今、米国は本当に職業難で、外人は米国の優秀な人々と争って就職を勝ち取らなければならないのです。人種差別の壁を乗り越え、さらに相手を納得させなければならないのです。
では能力のいらない誰でも出来る仕事なら、外国人が就職できるかと言えば、それはそれで現地の人間でも出来る仕事ですから就職は出来ません。
ですから、外国で外国人が生きていくためには、「外国人である特性を生かすか、もしくは、ずば抜けた技術か能力が高いか、ずば抜けて価格・賃金が安いか」と言うことになります。

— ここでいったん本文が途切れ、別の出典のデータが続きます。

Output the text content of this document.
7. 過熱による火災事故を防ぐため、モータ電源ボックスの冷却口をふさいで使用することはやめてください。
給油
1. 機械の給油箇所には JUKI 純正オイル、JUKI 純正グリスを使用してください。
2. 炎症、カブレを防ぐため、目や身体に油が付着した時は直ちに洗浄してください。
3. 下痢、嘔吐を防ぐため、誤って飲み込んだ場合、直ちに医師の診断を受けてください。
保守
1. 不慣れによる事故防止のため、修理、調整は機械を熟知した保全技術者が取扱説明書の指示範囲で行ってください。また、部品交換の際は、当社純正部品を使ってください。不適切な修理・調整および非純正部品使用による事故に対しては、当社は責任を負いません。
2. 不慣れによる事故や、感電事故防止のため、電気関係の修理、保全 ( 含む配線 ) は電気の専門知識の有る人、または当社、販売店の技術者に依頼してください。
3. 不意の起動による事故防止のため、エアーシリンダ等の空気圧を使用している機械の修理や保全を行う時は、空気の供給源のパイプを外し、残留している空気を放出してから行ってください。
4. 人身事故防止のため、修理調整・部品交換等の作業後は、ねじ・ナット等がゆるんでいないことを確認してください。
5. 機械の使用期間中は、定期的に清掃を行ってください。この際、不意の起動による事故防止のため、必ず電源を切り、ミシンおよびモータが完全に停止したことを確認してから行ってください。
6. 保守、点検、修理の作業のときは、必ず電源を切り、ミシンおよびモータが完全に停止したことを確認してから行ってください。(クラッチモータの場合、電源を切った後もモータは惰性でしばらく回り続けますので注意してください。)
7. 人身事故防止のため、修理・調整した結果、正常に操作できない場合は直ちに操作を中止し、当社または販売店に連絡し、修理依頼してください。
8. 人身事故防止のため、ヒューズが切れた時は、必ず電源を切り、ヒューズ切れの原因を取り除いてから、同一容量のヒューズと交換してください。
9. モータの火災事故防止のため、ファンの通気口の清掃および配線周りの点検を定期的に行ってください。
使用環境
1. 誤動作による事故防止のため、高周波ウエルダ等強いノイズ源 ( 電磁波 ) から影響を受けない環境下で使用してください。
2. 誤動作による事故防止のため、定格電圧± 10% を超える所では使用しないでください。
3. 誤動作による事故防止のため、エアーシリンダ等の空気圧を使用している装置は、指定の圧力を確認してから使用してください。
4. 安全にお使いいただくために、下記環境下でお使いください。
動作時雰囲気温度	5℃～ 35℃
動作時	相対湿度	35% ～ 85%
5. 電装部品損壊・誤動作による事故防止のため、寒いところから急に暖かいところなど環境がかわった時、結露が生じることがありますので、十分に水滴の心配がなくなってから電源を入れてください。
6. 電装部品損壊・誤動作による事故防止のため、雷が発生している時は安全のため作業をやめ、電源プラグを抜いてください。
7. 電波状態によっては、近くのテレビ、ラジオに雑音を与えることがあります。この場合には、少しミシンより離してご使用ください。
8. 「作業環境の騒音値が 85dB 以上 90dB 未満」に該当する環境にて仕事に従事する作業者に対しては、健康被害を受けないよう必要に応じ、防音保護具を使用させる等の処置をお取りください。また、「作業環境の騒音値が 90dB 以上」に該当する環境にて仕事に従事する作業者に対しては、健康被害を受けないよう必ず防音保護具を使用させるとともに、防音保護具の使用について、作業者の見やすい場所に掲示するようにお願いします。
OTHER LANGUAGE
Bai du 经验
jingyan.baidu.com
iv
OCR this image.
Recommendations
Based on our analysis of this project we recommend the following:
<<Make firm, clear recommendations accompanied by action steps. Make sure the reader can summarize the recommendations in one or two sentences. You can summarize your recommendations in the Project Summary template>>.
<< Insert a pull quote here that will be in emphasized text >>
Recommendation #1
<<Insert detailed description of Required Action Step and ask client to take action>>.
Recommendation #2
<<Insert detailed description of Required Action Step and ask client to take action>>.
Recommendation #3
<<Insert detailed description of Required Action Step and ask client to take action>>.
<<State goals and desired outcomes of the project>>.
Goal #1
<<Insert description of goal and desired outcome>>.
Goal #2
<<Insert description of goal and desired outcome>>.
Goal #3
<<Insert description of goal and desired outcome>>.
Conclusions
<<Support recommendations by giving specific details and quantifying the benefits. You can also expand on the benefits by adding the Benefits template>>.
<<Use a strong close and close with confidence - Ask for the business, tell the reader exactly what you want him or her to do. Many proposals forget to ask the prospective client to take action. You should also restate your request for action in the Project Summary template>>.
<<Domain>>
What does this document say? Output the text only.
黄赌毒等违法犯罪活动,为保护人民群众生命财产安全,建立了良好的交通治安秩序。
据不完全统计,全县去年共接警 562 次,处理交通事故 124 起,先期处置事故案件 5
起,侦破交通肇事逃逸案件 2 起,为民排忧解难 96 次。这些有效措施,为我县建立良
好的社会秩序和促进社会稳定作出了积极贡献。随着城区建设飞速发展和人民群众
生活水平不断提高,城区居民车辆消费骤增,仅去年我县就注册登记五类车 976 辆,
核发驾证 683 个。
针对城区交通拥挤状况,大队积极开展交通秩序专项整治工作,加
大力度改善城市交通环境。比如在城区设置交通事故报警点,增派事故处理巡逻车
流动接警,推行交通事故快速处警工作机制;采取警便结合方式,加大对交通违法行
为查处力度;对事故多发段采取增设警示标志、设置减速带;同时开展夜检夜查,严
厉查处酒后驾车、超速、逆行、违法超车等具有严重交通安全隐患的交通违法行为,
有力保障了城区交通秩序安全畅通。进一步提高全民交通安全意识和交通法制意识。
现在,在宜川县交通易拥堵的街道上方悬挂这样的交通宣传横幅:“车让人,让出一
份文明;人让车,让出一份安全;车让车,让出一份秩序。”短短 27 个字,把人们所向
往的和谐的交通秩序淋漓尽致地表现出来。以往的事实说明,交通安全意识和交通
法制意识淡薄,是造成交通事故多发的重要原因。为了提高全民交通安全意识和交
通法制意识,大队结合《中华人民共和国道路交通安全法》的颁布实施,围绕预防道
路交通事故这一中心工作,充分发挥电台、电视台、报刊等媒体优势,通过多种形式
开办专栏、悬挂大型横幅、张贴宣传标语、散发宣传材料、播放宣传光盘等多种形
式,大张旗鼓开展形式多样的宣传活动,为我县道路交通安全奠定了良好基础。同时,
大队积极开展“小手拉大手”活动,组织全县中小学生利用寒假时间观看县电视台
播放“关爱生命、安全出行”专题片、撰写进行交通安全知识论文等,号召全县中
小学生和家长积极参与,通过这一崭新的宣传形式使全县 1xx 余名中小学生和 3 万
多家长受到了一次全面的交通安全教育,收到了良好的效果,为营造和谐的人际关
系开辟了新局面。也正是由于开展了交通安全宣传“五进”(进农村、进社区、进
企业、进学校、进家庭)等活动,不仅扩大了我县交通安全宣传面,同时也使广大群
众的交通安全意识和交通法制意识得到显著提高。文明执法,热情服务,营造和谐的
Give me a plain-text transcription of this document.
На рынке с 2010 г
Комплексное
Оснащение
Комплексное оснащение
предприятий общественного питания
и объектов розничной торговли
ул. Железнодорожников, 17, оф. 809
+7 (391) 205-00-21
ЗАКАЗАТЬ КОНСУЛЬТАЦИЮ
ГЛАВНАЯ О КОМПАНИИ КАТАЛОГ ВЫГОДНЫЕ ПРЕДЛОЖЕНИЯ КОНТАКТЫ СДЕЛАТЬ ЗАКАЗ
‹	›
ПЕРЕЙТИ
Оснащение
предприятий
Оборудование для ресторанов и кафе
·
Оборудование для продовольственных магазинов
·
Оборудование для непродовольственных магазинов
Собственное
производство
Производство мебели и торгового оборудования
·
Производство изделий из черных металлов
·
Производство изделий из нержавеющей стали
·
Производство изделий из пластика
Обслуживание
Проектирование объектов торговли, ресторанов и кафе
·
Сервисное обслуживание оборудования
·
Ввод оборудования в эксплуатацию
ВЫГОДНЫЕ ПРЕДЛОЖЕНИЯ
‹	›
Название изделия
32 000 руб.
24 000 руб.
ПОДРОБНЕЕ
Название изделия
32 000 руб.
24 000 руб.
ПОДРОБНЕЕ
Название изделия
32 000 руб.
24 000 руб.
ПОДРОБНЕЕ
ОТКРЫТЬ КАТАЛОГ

日本人の歯科技工士も米国にいますが、彼らは結局、日本にいても食べていけた優秀な人達なのです。(昔は、日本の技工士が格安で補綴物を作って、アメリカ人の市場を荒らしていましたが、今やその市場は、韓国人、中国人、フィリピン人に価格競争で負けとられています。何せ米国は、歯科技工士の免許が無くても歯科技工は行えます。)
結局、米国人以上の技術を持つ日本人しか生き残ってはいません。もしくは、日本語で話したい日系の歯科医師を顧客に持っているかです。(日系の歯科医師の数は限られているので、新規参入はやはり価格と技術次第です。)

結論は、現在の環境なら「米国で歯科技工士として生きていくより、日本で歯科技工士として生きていく方が容易い」と言うことになります。だから結局「日本でダメなら、米国はもっとダメ」なのです。


【関連しての話題】

日本では現在TPPの参加問題が話題になっていますが、日本を米国にすべきではないと思っています。私の個人的な小さな医療人からの意見としては、TPP参加は反対です。
やはり日本の医療システムは良いのです。日本の国民皆保険制度を多くのアメリカ人(富裕層をのぞく)は、評価しています。私に言わせれば、日本の良いところはそれだけのようにも思えるのです。
日本の歯科技工士も「日本の歯科技工は日本で作る」を堅持すべき時なのです。現在技工界では中国補綴に話題が集まっていますが、米国から中国系、韓国系、アジア系技工所が入ってきたらひとたまりもありません。

日本の歯科技工士は格安すぎて海外にも出せない、保険技工だけで生きていくのでしょうか?